Apesar disso, e de o documentário dirigido por Petra, “Democracia em Vertigem”, ser a única produção do país concorrendo a uma estatueta neste ano, foi o tom de voz dela, a sua posição política e a sua forma de existir no mundo do cinema que repercutiram na semana pré-Oscar. Esqueçam as bolsas de aposta sobre vencer ou não o Oscar de “Melhor Documentário”, as discussões sobre se o longa “corre por fora” ou se é bem cotado.

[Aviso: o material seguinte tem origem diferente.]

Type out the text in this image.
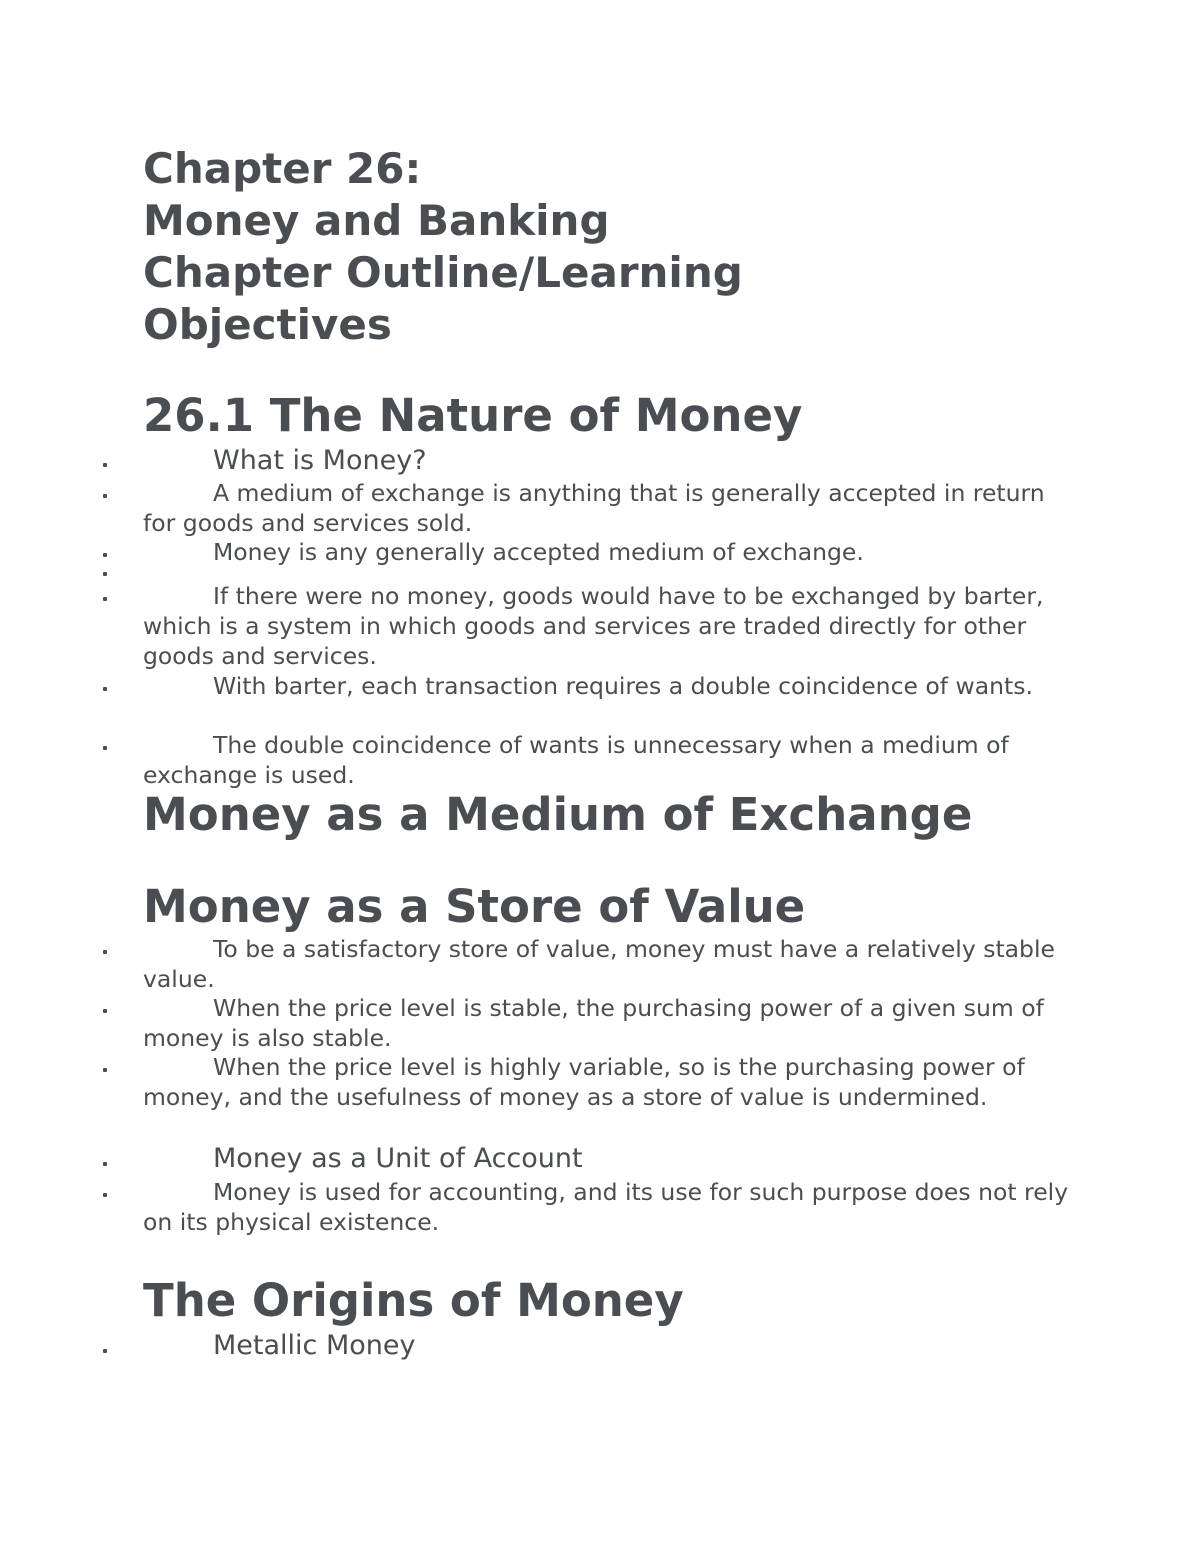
Chapter 26:
Money and Banking
Chapter Outline/Learning
Objectives
26.1 The Nature of Money

What is Money?

A medium of exchange is anything that is generally accepted in return for goods and services sold.

Money is any generally accepted medium of exchange.

If there were no money, goods would have to be exchanged by barter, which is a system in which goods and services are traded directly for other goods and services.

With barter, each transaction requires a double coincidence of wants.

The double coincidence of wants is unnecessary when a medium of exchange is used.

Money as a Medium of Exchange
Money as a Store of Value

To be a satisfactory store of value, money must have a relatively stable value.

When the price level is stable, the purchasing power of a given sum of money is also stable.

When the price level is highly variable, so is the purchasing power of money, and the usefulness of money as a store of value is undermined.

Money as a Unit of Account

Money is used for accounting, and its use for such purpose does not rely on its physical existence.

The Origins of Money

Metallic Money
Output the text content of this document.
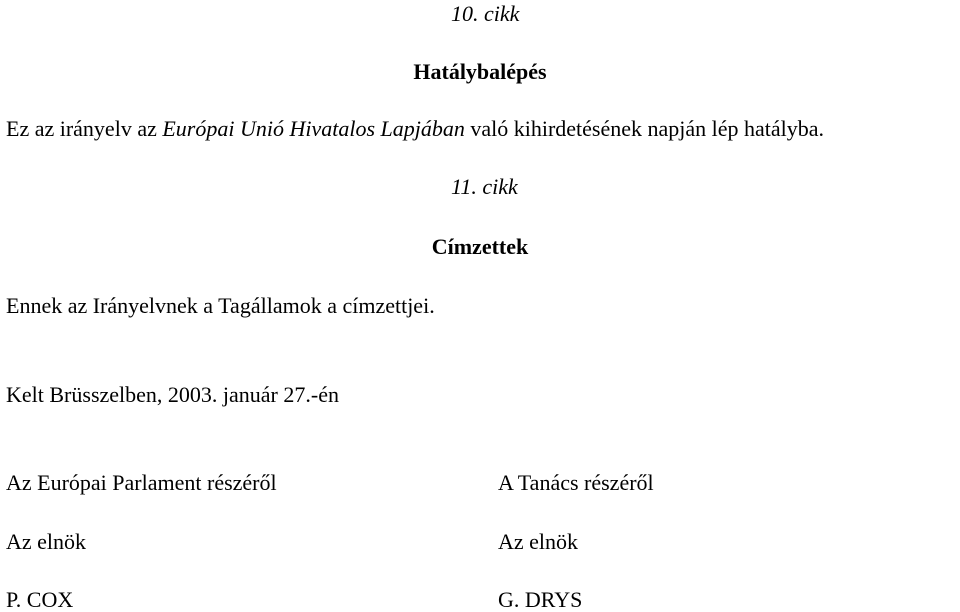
10. cikk
Hatálybalépés
Ez az irányelv az Európai Unió Hivatalos Lapjában való kihirdetésének napján lép hatályba.
11. cikk
Címzettek
Ennek az Irányelvnek a Tagállamok a címzettjei.
Kelt Brüsszelben, 2003. január 27.-én
Az Európai Parlament részéről	A Tanács részéről
Az elnök	Az elnök
P. COX	G. DRYS
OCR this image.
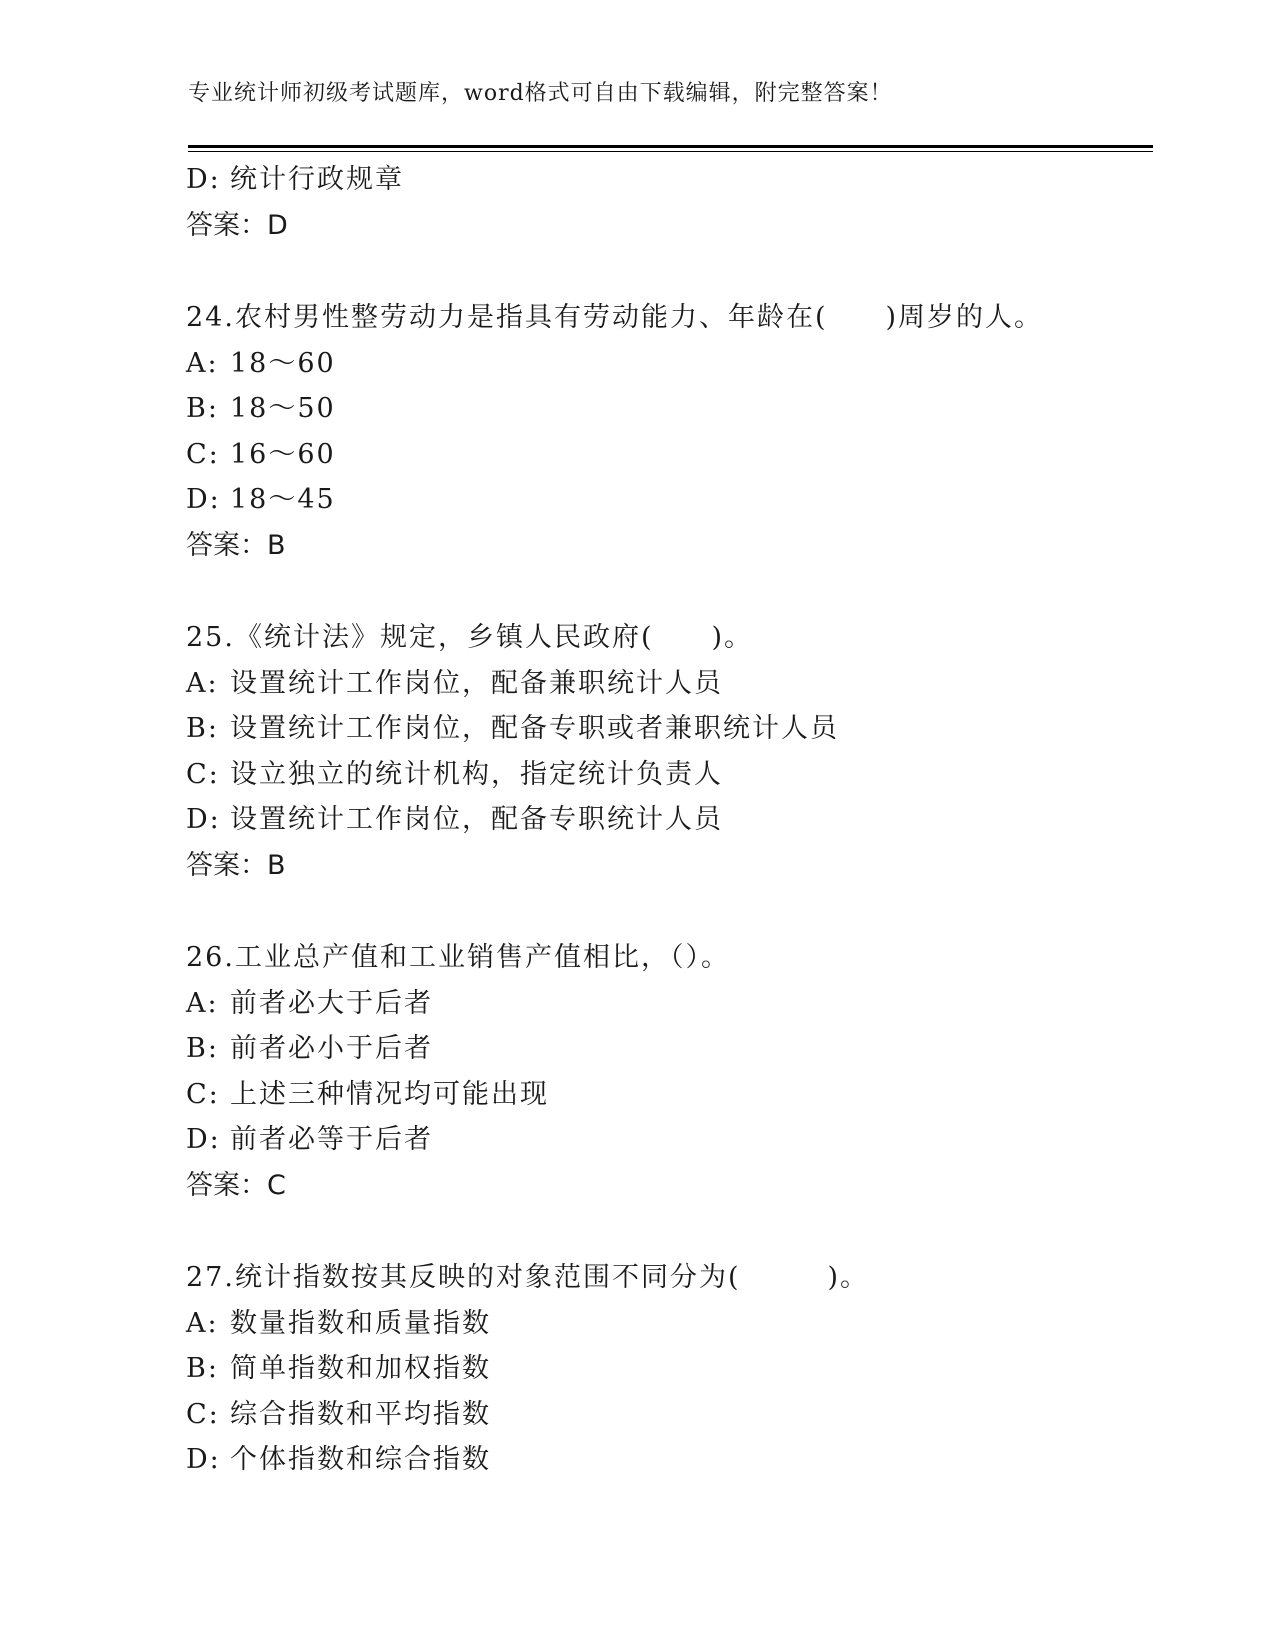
专业统计师初级考试题库，word格式可自由下载编辑，附完整答案！
D: 统计行政规章
答案：D
24.农村男性整劳动力是指具有劳动能力、年龄在(　　)周岁的人。
A: 18～60
B: 18～50
C: 16～60
D: 18～45
答案：B
25.《统计法》规定，乡镇人民政府(　　)。
A: 设置统计工作岗位，配备兼职统计人员
B: 设置统计工作岗位，配备专职或者兼职统计人员
C: 设立独立的统计机构，指定统计负责人
D: 设置统计工作岗位，配备专职统计人员
答案：B
26.工业总产值和工业销售产值相比，（）。
A: 前者必大于后者
B: 前者必小于后者
C: 上述三种情况均可能出现
D: 前者必等于后者
答案：C
27.统计指数按其反映的对象范围不同分为(　　　)。
A: 数量指数和质量指数
B: 简单指数和加权指数
C: 综合指数和平均指数
D: 个体指数和综合指数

Isso fica para o futuro, quando a indústria audiovisual e o Brasil forem menos sexistas.
Por ora, a gente ainda acorda com uma entrevista de um dos jornalistas mais conhecidos do país reduzindo uma diretora indicada ao Oscar à imagem de uma mulher que quer agradar à mãe (“É uma menina querendo dizer para a mamãe dela que ela fez tudo direitinho, que ela está ali cumprindo as ordens de mamãe, a inspiração de mamãe”), e encerra o expediente com a Secretaria de Comunicação do governo Bolsonaro afirmando, em contas oficiais nas redes sociais, que Petra Costa é uma “militante anti-Brasil”.
Foi esse o roteiro da segunda-feira, 03 de fevereiro. É importante dizer que são coisas bem diferentes, antes que alguém deduza que digo Pedro Bial é bolsonarista. Mas os dois fatos são sinais dos tempos em que homens, em posição de privilégio e de poder, precisam assistir a mulheres livres e também em posição de poder, escreverem a história, inclusive a do Brasil, da forma como elas a observam, e não como eles acreditam que seria o ideal. Parece que ainda não agrada.
“Uma crítica séria pode te fazer querer ver o filme. Mesmo que seja uma crítica desfavorável, se for séria e você se interessa pelo assunto abordado no filme, você pode querer assistir, mas quando a opinião do Pedro Bial vem com essa carga, é quase como se ele dissesse ‘não veja esse filme, dessa menina boba’”, afirma Manoela Miklos, feminista das mais atuantes no país. “O filme de João Moreira Salles, sobre Maio de 68 [No Intenso Agora/2016], tem um formato parecido. Tem narração dele em off, é uma leitura que ele faz sobre aquele período histórico, e acho engraçado que não tem um Pedro Bial para dizer que a voz do João é chata. Se houver alguma crítica, não será sobre o João”, destaca Miklos, evidenciando uma questão de gênero.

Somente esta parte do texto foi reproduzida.